From the corporate boardroom to the kitchen table, important decisions are often made in collaboration. But are two—or three or five—heads better than one? Not always, according to new research from the University of Pennsylvania’s Wharton School.
“People who make judgments by working with someone else are more confident in those judgments. As a result they take less input from other people”—and this myopia wipes out any advantage a pair may have over an individual, says psychologist Julia A. Minson, who conducted the study with Jennifer S. Mueller. “The collaborative process itself is the problem.” The findings appear in the journal Psychological Science, published by the Association for Psychological Science.
To test the hypothesis that confidence born of collaboration takes a toll on the quality of judgment, Minson and Mueller asked 252 people to estimate nine quantities related to U.S. geography, demographics, and commerce, either individually or in pairs after discussion.

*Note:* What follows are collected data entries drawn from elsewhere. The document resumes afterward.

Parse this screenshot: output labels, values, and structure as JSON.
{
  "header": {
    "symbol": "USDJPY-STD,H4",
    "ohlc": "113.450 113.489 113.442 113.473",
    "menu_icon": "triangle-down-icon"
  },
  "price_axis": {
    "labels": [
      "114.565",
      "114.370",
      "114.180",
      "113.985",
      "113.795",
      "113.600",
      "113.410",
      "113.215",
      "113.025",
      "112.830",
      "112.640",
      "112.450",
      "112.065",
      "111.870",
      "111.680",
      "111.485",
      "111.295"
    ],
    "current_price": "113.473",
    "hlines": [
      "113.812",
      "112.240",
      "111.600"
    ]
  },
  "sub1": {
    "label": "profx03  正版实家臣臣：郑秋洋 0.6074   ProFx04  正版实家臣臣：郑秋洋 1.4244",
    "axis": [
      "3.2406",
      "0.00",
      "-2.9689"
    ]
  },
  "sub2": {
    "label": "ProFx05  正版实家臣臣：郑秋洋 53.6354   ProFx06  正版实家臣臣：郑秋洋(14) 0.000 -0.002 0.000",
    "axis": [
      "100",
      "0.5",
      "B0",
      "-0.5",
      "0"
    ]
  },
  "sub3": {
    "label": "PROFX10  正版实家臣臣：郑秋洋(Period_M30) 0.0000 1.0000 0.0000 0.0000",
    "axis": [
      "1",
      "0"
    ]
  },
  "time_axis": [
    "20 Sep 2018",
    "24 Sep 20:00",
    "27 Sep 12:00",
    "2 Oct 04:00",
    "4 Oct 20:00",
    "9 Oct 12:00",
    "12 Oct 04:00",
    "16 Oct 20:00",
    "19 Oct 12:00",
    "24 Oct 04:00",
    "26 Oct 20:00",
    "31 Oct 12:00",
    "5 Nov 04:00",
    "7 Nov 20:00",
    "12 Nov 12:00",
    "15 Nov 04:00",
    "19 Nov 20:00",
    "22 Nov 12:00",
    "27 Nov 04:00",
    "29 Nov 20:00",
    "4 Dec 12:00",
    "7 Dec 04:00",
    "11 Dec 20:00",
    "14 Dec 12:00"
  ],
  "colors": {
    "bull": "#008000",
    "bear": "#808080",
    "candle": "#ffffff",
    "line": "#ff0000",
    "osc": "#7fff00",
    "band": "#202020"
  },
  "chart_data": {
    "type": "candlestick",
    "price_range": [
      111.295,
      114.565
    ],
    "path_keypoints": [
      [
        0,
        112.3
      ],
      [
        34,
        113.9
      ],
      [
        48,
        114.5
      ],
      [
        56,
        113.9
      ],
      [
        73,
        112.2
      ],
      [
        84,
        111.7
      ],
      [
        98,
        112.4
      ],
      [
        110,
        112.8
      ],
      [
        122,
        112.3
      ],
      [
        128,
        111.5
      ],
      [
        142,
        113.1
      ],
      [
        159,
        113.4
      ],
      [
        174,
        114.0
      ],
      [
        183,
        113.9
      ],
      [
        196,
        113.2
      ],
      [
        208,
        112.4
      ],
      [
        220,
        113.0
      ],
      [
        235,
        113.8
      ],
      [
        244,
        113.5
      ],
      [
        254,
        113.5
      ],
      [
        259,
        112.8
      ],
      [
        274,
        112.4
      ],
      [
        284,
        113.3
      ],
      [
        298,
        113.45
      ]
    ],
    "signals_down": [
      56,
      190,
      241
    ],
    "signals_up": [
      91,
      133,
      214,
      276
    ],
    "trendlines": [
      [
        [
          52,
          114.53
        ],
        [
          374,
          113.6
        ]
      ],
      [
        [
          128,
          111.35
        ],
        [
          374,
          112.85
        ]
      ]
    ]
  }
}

They were then offered the estimates of other individuals and pairs and allowed to revise their own; the final estimates therefore could come from the efforts of two to four people. To sweeten the pot, participants earned a $30 bonus for each of two estimation rounds, but lost $1 for each percentage point their answer deviated from correct. Individuals also rated their confidence in their judgments.
The results: People working with a partner were more confident in their estimates and significantly less willing to take outside advice. The pairs’ guesses were marginally more accurate than those of the individuals at first. But after revision (or lack thereof), that difference was gone. Even the combined judgments of four people yielded no better results than those of two or three. Finally, the researchers found that had the pairs yielded to outside input, their estimates would have been significantly more accurate. Their confidence was costly.
So should we toss out teamwork? No, says Minson, but since collaboration is expensive and time consuming, managers should use it efficiently. For one thing, a group of 10 is not 10 times better. “Mathematically, you get the biggest bang from the buck going from one decision-maker to two. For each additional person, that benefit drops off in a downward sloping curve.” Most important is awareness of the costs of teamwork. “If people become aware that collaboration leads to an increase in overconfidence, you can set up ways to mitigate it. Teams could be urged to consider and process each others’ inputs more thoroughly.”
The same goes for a couple choosing a mortgage or a car, Minson cautions. “Just because you make a decision with someone else and you feel good about it, don’t be so sure that you’ve solved the problem and you don’t need help from anybody else.”